Hers is the beauty of having labored,
Confident in the strength of her body
That more than once released a newborn,
Wet with the blood and fluid of her womb
Then held upon her warm sweaty midriff
And welcomed with fresh milk into
A legacy of human struggle.
These she nurtured with love and soft arms.
This dance now is to reclaim her rhythm.
She moves with the pulse of the drum
As if it’s her own heartbeat.
She feels the deep strum of bass
As if it’s the earth’s ground.
She sighs with the high breathy flute
As if it’s the cloud on which she floats.
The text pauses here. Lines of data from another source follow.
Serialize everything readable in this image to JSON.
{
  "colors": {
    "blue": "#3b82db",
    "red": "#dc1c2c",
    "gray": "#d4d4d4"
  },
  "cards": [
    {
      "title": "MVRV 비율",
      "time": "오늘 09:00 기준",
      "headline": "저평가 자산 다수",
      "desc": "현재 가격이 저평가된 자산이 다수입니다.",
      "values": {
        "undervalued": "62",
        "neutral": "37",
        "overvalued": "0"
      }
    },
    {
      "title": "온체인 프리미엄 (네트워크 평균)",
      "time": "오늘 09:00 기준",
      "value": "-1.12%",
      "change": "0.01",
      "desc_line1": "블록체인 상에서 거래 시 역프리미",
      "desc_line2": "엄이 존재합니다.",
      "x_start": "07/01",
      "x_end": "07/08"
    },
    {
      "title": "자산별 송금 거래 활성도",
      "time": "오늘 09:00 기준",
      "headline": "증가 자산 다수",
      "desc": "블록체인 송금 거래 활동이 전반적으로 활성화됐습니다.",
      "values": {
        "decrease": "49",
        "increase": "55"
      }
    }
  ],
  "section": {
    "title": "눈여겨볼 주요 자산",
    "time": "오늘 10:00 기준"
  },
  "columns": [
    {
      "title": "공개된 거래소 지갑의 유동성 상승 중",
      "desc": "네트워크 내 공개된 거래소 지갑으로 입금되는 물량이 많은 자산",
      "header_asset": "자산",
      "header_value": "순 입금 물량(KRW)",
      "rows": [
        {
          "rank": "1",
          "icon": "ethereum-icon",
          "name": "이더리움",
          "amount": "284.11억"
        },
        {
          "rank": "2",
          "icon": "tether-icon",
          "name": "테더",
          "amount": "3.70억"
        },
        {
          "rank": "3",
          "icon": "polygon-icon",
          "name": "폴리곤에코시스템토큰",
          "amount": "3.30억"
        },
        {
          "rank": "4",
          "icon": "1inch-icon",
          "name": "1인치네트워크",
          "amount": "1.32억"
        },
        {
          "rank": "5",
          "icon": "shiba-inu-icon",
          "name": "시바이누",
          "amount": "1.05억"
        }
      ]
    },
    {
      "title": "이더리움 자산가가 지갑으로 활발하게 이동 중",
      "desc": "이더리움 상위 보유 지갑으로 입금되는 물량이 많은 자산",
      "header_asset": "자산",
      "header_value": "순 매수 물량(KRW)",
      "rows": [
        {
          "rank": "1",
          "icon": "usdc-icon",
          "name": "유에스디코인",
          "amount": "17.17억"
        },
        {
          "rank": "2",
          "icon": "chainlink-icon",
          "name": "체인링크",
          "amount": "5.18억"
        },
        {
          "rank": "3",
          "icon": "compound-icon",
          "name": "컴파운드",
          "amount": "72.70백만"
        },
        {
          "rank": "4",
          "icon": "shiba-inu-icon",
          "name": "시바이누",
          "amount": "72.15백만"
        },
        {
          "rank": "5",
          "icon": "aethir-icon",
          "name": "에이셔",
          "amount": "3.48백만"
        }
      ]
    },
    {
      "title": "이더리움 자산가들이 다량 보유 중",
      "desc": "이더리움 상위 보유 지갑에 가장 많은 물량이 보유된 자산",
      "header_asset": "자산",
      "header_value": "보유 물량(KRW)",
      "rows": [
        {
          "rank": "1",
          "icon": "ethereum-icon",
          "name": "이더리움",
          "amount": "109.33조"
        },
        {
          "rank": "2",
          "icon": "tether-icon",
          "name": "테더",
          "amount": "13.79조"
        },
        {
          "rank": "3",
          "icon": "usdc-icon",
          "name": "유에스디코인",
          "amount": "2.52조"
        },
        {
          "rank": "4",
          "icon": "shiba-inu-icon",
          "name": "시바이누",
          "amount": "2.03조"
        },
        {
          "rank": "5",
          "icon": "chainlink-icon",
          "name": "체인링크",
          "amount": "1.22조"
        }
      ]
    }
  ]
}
There is sinew under her soft supple skin.
Her body’s muscles echo the millions of ancestral mothers
Who have come before her bearing two-limbed fruit
And daring to strive forth daily in tasks and joys.
She sinks into all her senses.
She smells the oil of amber and rose upon her wrist.
She feels the warmth of sunlight upon her face.
She tastes a ripe peach and rejoices in its juice.
Her feet, touching bare upon the ground, stomp to the beat of drum.
She sees sky, grass, flower, a child’s face, and a man’s weathered yet longed-for visage.
She hears her own voice singing in sympathy with the music’s rhythm
And her heart cries for beauty in all and in awe.
She dances life and death and life again–
A woman.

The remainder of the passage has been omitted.